Immunological Control of Viral Infections in Bats and the Emergence of Viruses Highly Pathogenic to Humans

Abstract

Bats are reservoir hosts of many important viruses that cause substantial disease in humans, including coronaviruses, filoviruses, lyssaviruses, and henipaviruses. Other than the lyssaviruses, they do not appear to cause disease in the reservoir bats, thus an explanation for the dichotomous outcomes of infections of humans and bat reservoirs remains to be determined. Bats appear to have a few unusual features that may account for these differences, including evidence of constitutive interferon (IFN) activation and greater combinatorial diversity in immunoglobulin genes that do not undergo substantial affinity maturation. We propose these features may, in part, account for why bats can host these viruses without disease and how they may contribute to the highly pathogenic nature of bat-borne viruses after spillover into humans. Because of the constitutive IFN activity, bat-borne viruses may be shed at low levels from bat cells. With large naive antibody repertoires, bats may control the limited virus replication without the need for rapid affinity maturation, and this may explain why bats typically have low antibody titers to viruses. However, because bat viruses have evolved in high IFN environments, they have enhanced countermeasures against the IFN response. Thus, upon infection of human cells, where the IFN response is not constitutive, the viruses overwhelm the IFN response, leading to abundant virus replication and pathology.

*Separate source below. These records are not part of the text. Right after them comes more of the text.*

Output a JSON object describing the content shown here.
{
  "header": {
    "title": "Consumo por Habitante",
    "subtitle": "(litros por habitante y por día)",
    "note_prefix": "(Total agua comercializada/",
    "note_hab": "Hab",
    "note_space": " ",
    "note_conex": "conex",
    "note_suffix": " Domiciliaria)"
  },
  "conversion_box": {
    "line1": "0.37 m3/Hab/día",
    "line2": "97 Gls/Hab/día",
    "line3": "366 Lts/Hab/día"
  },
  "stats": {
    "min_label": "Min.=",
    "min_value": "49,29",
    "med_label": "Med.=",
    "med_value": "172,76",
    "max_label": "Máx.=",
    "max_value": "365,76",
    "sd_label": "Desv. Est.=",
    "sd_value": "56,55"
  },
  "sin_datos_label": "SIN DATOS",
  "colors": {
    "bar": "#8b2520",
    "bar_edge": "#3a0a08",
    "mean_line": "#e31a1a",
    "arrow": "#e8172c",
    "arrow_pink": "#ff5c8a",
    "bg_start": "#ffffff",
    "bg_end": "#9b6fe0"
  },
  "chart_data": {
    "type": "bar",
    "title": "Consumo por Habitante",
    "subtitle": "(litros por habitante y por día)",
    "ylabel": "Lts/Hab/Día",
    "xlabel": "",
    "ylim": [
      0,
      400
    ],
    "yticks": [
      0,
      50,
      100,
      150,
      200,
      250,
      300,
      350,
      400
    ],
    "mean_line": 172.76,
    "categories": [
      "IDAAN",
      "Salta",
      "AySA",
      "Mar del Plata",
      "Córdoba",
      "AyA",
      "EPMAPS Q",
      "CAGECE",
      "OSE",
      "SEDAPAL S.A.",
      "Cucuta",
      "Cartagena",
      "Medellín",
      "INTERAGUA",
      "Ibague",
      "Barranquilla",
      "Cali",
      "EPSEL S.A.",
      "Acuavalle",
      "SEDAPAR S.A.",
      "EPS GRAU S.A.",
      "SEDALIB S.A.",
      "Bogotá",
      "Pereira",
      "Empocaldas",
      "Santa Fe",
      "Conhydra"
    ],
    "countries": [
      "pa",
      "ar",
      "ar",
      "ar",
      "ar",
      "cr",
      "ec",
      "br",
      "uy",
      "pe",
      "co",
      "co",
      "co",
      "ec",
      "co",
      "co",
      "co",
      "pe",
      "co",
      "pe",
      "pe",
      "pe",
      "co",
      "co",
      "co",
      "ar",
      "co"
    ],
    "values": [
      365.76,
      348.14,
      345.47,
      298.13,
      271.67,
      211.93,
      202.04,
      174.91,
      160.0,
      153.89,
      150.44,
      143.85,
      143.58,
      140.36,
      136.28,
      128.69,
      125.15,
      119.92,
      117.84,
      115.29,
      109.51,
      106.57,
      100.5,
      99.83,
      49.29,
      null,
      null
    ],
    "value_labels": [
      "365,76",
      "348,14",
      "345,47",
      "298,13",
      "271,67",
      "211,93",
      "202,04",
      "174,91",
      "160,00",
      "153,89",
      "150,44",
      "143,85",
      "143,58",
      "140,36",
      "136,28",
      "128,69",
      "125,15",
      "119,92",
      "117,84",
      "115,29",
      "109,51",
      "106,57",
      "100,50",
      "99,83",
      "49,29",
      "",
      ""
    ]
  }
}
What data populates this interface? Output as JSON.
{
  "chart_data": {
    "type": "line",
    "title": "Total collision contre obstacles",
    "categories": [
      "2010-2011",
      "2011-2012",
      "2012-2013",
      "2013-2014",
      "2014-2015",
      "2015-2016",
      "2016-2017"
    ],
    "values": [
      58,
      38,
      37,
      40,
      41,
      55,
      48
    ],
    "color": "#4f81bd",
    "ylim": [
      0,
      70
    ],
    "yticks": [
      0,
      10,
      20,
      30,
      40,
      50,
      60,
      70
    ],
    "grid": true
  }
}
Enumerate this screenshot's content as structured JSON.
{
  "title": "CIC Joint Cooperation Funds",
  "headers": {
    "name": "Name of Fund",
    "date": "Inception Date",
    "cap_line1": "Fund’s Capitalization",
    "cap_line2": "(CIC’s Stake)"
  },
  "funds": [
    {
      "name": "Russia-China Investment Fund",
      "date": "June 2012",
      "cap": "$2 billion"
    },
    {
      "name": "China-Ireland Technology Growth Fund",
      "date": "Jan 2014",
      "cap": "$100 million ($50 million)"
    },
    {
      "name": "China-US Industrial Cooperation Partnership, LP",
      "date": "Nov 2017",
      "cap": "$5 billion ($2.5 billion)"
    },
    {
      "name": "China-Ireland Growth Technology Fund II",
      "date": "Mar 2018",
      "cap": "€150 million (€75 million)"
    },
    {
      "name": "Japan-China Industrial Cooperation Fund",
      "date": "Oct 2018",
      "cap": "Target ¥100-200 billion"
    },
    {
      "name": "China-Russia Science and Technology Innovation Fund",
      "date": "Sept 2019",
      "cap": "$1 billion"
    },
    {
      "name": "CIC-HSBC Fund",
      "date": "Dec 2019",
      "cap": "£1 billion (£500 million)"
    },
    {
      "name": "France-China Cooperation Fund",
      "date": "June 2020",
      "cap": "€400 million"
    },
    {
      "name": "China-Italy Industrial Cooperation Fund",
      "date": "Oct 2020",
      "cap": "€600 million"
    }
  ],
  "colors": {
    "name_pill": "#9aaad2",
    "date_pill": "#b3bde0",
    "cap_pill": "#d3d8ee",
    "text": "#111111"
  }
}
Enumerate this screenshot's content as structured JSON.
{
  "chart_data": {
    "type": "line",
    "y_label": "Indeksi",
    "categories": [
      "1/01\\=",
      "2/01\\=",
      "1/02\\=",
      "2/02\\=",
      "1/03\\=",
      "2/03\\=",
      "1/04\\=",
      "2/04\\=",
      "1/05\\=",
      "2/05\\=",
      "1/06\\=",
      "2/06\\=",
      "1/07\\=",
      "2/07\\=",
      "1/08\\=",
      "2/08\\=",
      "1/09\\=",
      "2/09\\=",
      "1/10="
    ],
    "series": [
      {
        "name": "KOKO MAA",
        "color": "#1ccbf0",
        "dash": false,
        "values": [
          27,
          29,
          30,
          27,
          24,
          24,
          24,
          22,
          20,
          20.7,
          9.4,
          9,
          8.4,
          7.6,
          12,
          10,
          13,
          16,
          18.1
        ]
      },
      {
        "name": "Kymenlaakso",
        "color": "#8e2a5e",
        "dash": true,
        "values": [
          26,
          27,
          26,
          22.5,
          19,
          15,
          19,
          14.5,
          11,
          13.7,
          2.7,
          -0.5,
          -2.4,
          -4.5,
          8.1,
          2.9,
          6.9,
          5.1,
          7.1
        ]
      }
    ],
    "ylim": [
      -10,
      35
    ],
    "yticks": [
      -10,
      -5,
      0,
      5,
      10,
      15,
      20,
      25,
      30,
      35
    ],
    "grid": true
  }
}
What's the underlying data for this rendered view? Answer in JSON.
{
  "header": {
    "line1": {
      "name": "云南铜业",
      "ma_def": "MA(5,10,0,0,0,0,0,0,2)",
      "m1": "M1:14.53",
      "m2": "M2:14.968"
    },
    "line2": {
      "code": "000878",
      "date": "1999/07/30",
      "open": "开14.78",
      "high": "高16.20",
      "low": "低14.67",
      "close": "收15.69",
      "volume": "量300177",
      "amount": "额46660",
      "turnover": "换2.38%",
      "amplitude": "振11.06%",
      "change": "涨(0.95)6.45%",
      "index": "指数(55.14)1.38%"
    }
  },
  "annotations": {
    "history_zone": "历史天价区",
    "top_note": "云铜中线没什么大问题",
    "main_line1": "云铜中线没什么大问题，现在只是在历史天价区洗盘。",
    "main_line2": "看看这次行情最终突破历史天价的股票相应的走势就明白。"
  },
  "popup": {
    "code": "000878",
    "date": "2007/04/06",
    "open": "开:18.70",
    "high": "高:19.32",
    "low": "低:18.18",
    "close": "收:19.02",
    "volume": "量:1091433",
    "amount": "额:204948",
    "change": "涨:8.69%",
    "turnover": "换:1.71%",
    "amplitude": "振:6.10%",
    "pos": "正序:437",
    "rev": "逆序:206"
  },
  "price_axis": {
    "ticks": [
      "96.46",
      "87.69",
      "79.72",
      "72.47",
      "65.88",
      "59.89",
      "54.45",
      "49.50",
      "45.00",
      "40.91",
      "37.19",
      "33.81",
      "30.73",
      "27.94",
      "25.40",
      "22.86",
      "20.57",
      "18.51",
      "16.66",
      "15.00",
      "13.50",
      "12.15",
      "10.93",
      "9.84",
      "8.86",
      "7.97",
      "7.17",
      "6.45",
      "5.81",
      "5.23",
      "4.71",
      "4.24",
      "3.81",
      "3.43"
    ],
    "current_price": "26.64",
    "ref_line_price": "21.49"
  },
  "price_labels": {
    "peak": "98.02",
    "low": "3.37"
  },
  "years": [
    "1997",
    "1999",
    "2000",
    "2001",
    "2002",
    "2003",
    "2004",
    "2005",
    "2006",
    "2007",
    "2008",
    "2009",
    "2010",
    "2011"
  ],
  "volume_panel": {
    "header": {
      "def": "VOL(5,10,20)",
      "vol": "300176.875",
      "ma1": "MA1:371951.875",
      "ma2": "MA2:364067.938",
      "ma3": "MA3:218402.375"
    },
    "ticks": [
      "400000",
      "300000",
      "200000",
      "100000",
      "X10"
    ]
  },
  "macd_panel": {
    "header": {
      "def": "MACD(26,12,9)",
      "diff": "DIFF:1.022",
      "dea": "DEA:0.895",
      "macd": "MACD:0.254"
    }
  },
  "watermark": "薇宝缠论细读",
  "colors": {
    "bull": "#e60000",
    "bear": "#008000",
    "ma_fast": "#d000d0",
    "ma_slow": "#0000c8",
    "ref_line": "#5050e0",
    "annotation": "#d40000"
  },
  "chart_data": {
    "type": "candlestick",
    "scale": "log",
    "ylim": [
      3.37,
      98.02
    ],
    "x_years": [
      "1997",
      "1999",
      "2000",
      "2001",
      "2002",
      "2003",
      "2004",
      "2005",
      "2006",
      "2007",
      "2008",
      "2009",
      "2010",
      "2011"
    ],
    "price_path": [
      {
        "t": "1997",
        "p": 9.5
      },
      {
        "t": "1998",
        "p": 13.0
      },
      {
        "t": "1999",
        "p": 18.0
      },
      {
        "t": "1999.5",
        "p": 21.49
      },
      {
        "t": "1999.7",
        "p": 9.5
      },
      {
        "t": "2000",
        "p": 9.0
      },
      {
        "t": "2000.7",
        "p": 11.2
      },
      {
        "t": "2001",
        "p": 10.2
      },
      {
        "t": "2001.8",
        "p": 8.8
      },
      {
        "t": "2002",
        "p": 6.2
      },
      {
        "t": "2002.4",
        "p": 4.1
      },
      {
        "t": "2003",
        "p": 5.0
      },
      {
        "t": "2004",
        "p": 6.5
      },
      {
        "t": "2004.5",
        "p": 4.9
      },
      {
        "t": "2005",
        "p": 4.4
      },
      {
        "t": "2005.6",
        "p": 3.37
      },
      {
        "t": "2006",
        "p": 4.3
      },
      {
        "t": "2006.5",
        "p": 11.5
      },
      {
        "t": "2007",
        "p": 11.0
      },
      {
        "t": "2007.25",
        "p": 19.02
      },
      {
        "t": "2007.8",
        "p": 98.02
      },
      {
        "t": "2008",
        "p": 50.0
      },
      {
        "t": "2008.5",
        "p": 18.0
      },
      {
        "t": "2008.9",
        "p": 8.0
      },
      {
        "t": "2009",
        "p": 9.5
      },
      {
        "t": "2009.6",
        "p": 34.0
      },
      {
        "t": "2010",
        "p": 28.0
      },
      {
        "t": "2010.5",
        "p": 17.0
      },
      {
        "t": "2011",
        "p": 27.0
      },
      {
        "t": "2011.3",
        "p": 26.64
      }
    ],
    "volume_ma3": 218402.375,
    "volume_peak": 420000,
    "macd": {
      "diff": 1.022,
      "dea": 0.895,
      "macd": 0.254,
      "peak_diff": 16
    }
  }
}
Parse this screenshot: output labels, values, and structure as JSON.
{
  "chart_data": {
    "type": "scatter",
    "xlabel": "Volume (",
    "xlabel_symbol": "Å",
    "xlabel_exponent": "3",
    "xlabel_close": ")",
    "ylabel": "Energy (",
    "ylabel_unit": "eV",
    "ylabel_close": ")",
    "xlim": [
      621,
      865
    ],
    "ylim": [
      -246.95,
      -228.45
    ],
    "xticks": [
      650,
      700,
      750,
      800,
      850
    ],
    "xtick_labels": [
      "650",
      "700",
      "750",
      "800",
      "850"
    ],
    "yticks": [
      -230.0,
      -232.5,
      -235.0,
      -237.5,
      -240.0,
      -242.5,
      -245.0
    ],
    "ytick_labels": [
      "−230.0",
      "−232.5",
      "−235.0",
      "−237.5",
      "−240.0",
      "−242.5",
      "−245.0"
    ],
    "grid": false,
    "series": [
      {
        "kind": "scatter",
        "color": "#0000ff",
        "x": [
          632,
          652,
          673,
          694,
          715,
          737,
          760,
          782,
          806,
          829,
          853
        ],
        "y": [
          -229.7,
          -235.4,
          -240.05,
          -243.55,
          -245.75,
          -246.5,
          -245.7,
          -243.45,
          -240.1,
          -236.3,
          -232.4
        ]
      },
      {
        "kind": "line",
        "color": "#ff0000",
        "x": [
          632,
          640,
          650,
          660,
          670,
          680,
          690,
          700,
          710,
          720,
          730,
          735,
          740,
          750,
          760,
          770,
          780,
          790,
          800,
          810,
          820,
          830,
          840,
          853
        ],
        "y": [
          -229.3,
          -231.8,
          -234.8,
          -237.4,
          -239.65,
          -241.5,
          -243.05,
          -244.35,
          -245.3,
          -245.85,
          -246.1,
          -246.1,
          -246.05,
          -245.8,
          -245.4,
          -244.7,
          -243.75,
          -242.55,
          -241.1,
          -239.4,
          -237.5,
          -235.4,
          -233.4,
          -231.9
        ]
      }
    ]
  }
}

Keywords: Chiroptera; antibody repertoire; bats; emerging infectious disease; virus ecology; zoonosis.

Figure 1

Immunoglobulin VDJ combinatorial diversity potential of humans, swine and little brown bats. The human heavy (H) chain locus has about 40 variable (V), 24 diversity (D) and 6 joining (J) segments that are functional. Rearrangement of the locus occurs during B cell development in the bone marrow and provides the repertoire of immunoglobulin specificities that are clonotypic in naive B cells, usually with IgM constant (Cμ) heavy chains, which populate peripheral lymphoid tissues, such as lymph nodes and the spleen. The theoretical number of human H chain specificities is 40 × 24 × 6 = 5,760. In contrast, swine have 7 V, 2 D, and 1 J segments that are functional, totaling 14. In the little brown bat (Myotis lucifugus), the functional H chain locus is estimated to have 236 V segments, at least 24 D segments, and at least 13 J segments, for a theoretical number of at least 73,632 specificities in the naive B cell repertoire. Blue, V gene segments; green, D gene segments; orange, J chain segments; purple, C gene (IgM); other C genes not shown.

Figure 2

Potential explanation for high virulence of certain bat-borne viruses in humans. (A) Infection of bat cells leads to high expression of viral accessory proteins that repress the constitutively active type I interferon (IFN) system, leading to low levels of virus replication and shedding. Low level or intermittent replication of virus delays and reduces stimulation of the immune system, thus resulting in weak adaptive immunity and poor antibody responses. (B) In human cells, the high expression of viral accessory proteins significantly disrupts the cell’s ability to control the infection, leading to high levels of virus replication and immune stimulation that contributes to pathogenesis.